Nuri’s stance lays to rest the apprehensions that the IRP might display solidarity with the Taliban. Those apprehensions had in any case disregarded the fact that the IRP’s links in Afghanistan were with the Tajiks of the Northern Afghan Alliance, who are currently allied with official Dushanbe against the Taliban.
Elsewhere in Central Asia, Kyrgyzstan’s Foreign Affairs Minister Muratbek Imanaliev declared his country’s “full support for the large-scale international antiterrorist action” in Afghanistan. Imanaliev approved of the use of force as “necessary in order to quash international terrorism at its very root.” Kyrgyzstan had on September 25 granted overflight rights to U.S. aviation.

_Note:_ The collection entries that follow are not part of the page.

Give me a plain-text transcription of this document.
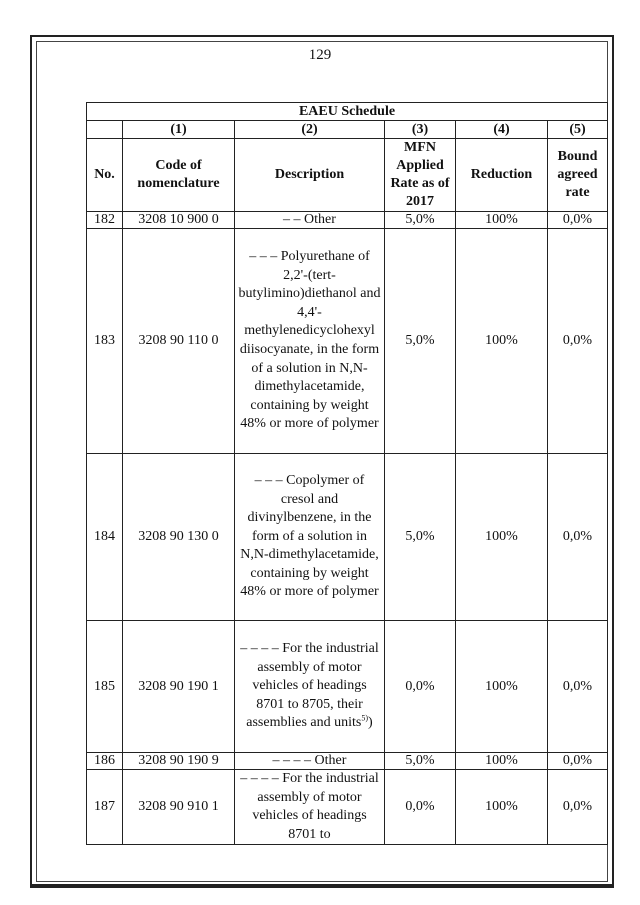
129
EAEU Schedule					
	(1)	(2)	(3)	(4)	(5)
No.	Code of nomenclature	Description	MFN Applied Rate as of 2017	Reduction	Bound agreed rate
182	3208 10 900 0	– – Other	5,0%	100%	0,0%
183	3208 90 110 0	– – – Polyurethane of 2,2'-(tert-butylimino)diethanol and 4,4'-methylenedicyclohexyl diisocyanate, in the form of a solution in N,N-dimethylacetamide, containing by weight 48% or more of polymer	5,0%	100%	0,0%
184	3208 90 130 0	– – – Copolymer of cresol and divinylbenzene, in the form of a solution in N,N-dimethylacetamide, containing by weight 48% or more of polymer	5,0%	100%	0,0%
185	3208 90 190 1	– – – – For the industrial assembly of motor vehicles of headings 8701 to 8705, their assemblies and units$^{5)}$)	0,0%	100%	0,0%
186	3208 90 190 9	– – – – Other	5,0%	100%	0,0%
187	3208 90 910 1	– – – – For the industrial assembly of motor vehicles of headings 8701 to	0,0%	100%	0,0%
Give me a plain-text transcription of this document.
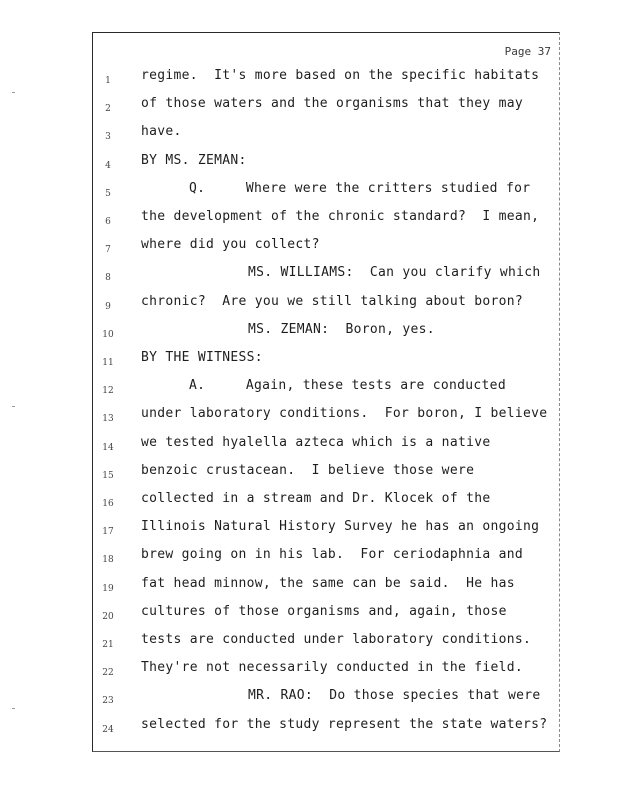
Page 37
1
2
3
4
5
6
7
8
9
10
11
12
13
14
15
16
17
18
19
20
21
22
23
24
regime.  It's more based on the specific habitats
of those waters and the organisms that they may
have.
BY MS. ZEMAN:
Q.     Where were the critters studied for
the development of the chronic standard?  I mean,
where did you collect?
MS. WILLIAMS:  Can you clarify which
chronic?  Are you we still talking about boron?
MS. ZEMAN:  Boron, yes.
BY THE WITNESS:
A.     Again, these tests are conducted
under laboratory conditions.  For boron, I believe
we tested hyalella azteca which is a native
benzoic crustacean.  I believe those were
collected in a stream and Dr. Klocek of the
Illinois Natural History Survey he has an ongoing
brew going on in his lab.  For ceriodaphnia and
fat head minnow, the same can be said.  He has
cultures of those organisms and, again, those
tests are conducted under laboratory conditions.
They're not necessarily conducted in the field.
MR. RAO:  Do those species that were
selected for the study represent the state waters?
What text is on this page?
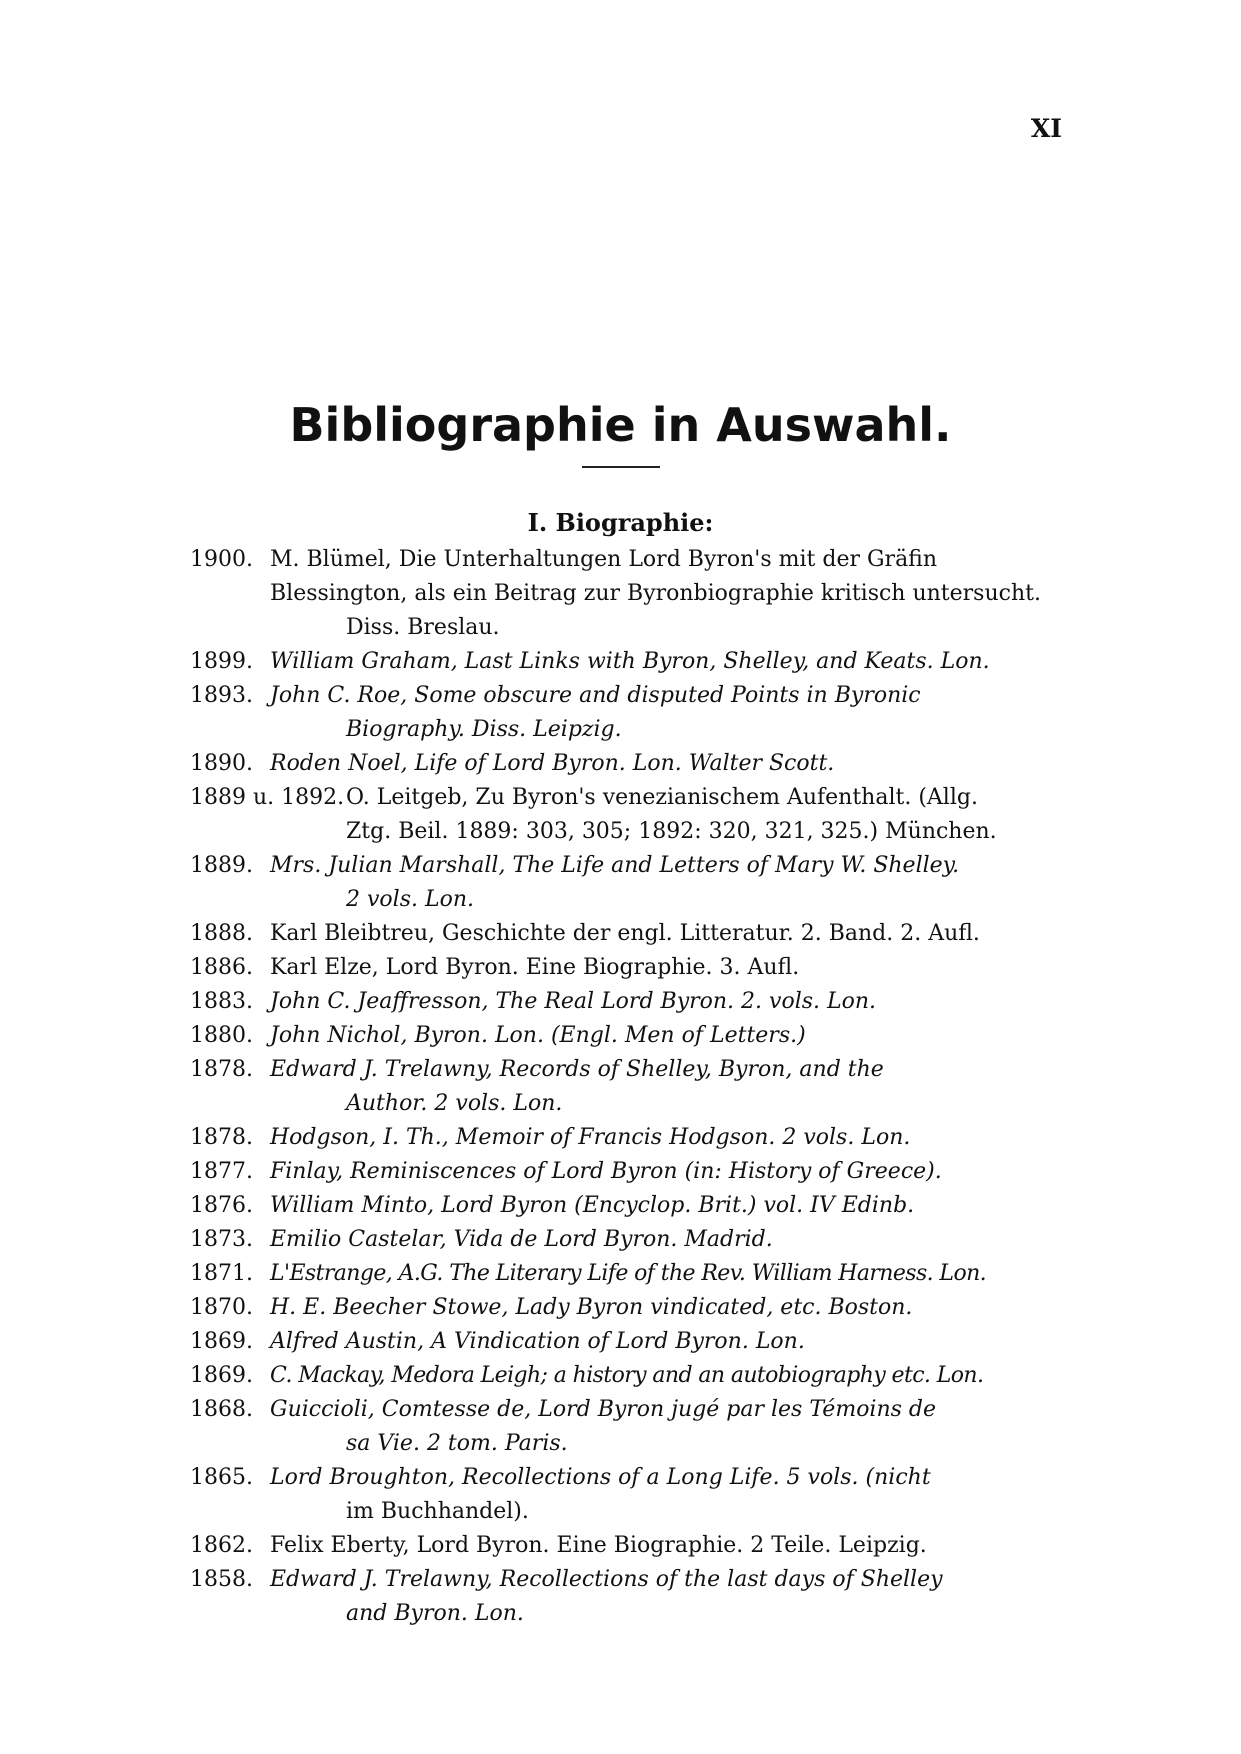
XI
Bibliographie in Auswahl.
I. Biographie:
1900. M. Blümel, Die Unterhaltungen Lord Byron's mit der Gräfin
Blessington, als ein Beitrag zur Byronbiographie kritisch untersucht.
Diss. Breslau.
1899. William Graham, Last Links with Byron, Shelley, and Keats. Lon.
1893. John C. Roe, Some obscure and disputed Points in Byronic
Biography. Diss. Leipzig.
1890. Roden Noel, Life of Lord Byron. Lon. Walter Scott.
1889 u. 1892. O. Leitgeb, Zu Byron's venezianischem Aufenthalt. (Allg.
Ztg. Beil. 1889: 303, 305; 1892: 320, 321, 325.) München.
1889. Mrs. Julian Marshall, The Life and Letters of Mary W. Shelley.
2 vols. Lon.
1888. Karl Bleibtreu, Geschichte der engl. Litteratur. 2. Band. 2. Aufl.
1886. Karl Elze, Lord Byron. Eine Biographie. 3. Aufl.
1883. John C. Jeaffresson, The Real Lord Byron. 2. vols. Lon.
1880. John Nichol, Byron. Lon. (Engl. Men of Letters.)
1878. Edward J. Trelawny, Records of Shelley, Byron, and the
Author. 2 vols. Lon.
1878. Hodgson, I. Th., Memoir of Francis Hodgson. 2 vols. Lon.
1877. Finlay, Reminiscences of Lord Byron (in: History of Greece).
1876. William Minto, Lord Byron (Encyclop. Brit.) vol. IV Edinb.
1873. Emilio Castelar, Vida de Lord Byron. Madrid.
1871. L'Estrange, A.G. The Literary Life of the Rev. William Harness. Lon.
1870. H. E. Beecher Stowe, Lady Byron vindicated, etc. Boston.
1869. Alfred Austin, A Vindication of Lord Byron. Lon.
1869. C. Mackay, Medora Leigh; a history and an autobiography etc. Lon.
1868. Guiccioli, Comtesse de, Lord Byron jugé par les Témoins de
sa Vie. 2 tom. Paris.
1865. Lord Broughton, Recollections of a Long Life. 5 vols. (nicht
im Buchhandel).
1862. Felix Eberty, Lord Byron. Eine Biographie. 2 Teile. Leipzig.
1858. Edward J. Trelawny, Recollections of the last days of Shelley
and Byron. Lon.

For his part, Turkmen President Saparmurat Niazov has distanced himself from the U.S.-led effort. Speaking on October 6 at the foundation stone laying for Central Asia’s largest mosque, in his native village, Niazov obliquely criticized the “countries that speak a great deal about terrorists,” and admonished those countries that it was “wrong to attack a whole nation just because of one person”–an allusion to bin Laden. “We believe that everything can be arranged by negotiation,” said the Turkmen president. He reaffirmed Turkmenistan’s neutrality in the war on terrorism, without commenting on the U.S. position which precludes neutrality in this matter (Kyodo, Asia-Plus, RIA, Western news agencies, October 8; Turkmen Television, October 6; see the Monitor, September 18, 24, 26, October 2-3, 8; Fortnight in Review, September 28).